Sur ces figures, les éléments identiques portent les mêmes numéros de référence.
Les positions supérieure, inférieure, avant et arrière, latérale et médiale, sont utilisées en référence au pied d'un utilisateur.
Les figures 1 à 3 représentent une chaussure de ski 1 pour la pratique du ski nordique dans laquelle le skieur soulève alternativement le talon, telle que la pratique du télémark, la randonnée à ski ou le ski de fond. Le chausson interne n'est pas représenté. Dans la description, les différents types de skis permettant la pratique des disciplines de ski nordique seront désignés sous le terme général de ski de fond ou même simplement de ski.
La chaussure 1 comporte une coque 2 (figure 4), une couche externe d'étanchéité 3 enveloppant partiellement la coque 2 et un collier 4 articulé à la coque 2 (figures 1 et 2).
Mieux visible sur la figure 4, la coque 2 comporte une paroi périphérique 5 surmontant une partie semelage 6 et une ouverture supérieure 7 ménagée dans la partie supérieure de la paroi périphérique 5 pour l'insertion du pied du skieur.
La coque 2 est une enveloppe présentant une forme adaptée pour envelopper un pied. La coque 2 est relativement rigide mais présente une zone de flexion Z située au niveau de l'articulation des métatarses. La zone de flexion Z est réalisée par des évidements dans la paroi périphérique 5 de la coque 2. Les évidements sont deux zones latérale et médiale s'étendant de
part et d'autre de l'ouverture supérieure 7, de l'ouverture supérieure 7 jusqu'à la partie semelle 6. La zone de flexion Z permet à la chaussure de ski 1 d'être souple en flexion au niveau de l'articulation des métatarses, pour permettre le déroulé du pied au cours de la pratique du ski.

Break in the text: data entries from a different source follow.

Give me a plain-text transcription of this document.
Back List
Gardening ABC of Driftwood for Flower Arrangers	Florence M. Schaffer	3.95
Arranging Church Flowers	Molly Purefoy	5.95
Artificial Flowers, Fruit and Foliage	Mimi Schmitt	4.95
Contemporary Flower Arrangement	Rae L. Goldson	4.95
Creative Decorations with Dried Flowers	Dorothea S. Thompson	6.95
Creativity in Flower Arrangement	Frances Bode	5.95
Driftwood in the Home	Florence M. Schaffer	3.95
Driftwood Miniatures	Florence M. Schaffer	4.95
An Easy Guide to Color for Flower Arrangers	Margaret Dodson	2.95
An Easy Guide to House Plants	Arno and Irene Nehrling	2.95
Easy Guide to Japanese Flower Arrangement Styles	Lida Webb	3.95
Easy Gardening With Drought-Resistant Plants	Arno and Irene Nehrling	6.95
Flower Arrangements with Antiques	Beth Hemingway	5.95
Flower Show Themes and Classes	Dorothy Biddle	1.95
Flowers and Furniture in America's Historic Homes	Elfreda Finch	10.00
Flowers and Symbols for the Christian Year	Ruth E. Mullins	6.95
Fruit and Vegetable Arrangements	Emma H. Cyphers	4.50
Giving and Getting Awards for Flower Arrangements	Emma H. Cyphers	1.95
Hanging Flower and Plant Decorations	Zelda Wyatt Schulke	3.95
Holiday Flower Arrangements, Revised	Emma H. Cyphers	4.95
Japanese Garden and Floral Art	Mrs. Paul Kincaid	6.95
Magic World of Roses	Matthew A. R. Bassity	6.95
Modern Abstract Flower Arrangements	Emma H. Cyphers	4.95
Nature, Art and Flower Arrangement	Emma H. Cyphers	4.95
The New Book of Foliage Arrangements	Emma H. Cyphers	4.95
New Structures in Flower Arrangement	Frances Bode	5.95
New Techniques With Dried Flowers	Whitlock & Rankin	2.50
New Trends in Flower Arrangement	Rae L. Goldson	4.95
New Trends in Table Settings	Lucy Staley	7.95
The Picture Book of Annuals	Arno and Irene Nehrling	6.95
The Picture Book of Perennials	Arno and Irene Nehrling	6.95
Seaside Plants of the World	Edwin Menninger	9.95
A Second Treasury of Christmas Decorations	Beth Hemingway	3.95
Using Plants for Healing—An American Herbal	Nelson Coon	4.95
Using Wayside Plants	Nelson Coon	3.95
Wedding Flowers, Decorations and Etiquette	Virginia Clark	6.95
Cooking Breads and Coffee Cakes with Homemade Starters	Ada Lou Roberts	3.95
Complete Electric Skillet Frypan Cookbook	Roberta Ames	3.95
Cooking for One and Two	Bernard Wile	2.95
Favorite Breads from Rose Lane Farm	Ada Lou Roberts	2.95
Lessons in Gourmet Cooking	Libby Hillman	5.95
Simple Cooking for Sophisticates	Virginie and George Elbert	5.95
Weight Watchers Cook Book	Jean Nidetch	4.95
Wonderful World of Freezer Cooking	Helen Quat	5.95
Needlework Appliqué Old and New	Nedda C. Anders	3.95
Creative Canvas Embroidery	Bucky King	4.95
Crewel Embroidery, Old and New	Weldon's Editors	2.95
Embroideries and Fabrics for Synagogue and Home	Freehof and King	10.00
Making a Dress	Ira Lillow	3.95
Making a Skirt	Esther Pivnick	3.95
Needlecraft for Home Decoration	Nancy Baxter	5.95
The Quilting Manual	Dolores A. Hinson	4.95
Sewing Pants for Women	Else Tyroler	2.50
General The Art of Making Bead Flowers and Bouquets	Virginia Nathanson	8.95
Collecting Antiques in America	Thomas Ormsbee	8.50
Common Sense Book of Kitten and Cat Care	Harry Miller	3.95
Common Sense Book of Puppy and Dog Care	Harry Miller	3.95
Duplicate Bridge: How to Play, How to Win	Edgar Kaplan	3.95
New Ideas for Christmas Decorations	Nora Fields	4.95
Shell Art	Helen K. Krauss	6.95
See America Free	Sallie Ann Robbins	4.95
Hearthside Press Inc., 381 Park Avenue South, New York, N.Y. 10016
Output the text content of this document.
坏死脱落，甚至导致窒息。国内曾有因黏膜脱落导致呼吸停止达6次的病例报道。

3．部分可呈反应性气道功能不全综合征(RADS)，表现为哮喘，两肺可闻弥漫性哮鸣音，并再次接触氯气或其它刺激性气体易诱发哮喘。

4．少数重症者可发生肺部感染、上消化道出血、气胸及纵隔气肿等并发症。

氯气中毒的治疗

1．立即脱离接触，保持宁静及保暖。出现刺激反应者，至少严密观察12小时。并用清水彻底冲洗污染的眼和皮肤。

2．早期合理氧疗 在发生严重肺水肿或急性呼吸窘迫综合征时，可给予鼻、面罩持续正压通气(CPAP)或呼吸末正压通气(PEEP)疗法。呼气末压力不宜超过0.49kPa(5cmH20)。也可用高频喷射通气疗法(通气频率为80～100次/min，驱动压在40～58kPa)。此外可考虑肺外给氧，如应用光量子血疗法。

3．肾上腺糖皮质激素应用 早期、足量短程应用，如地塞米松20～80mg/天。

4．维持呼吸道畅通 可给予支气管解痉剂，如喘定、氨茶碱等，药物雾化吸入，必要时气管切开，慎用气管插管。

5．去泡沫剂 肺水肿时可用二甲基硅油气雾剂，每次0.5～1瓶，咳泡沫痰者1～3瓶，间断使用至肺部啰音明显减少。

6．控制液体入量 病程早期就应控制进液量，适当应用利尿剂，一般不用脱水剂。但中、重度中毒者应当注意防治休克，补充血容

La zone de flexion Z délimite ainsi un berceau avant ou embout côté pointe de la coque 2, et un berceau arrière côté talon de la coque 2.
L'ouverture supérieure 7 de la coque 2 s'étend au moins de la zone de la cheville jusqu'à la zone de flexion Z, ce qui donne une certaine souplesse à la paroi périphérique 5 au niveau du berceau arrière, et ce qui permet un serrage et un maintien du pied.
Le berceau avant permet de protéger les doigts de pied du skieur et participe au maintien du pied. Le berceau avant peut présenter une échancrure centrale supérieure 8, dans le prolongement de l'ouverture supérieure 7, comme représenté sur la figure 4. On verra par la suite que le berceau avant peut également être supprimé et remplacé par un simple embout de protection des orteils, sans fonction de rigidification particulière.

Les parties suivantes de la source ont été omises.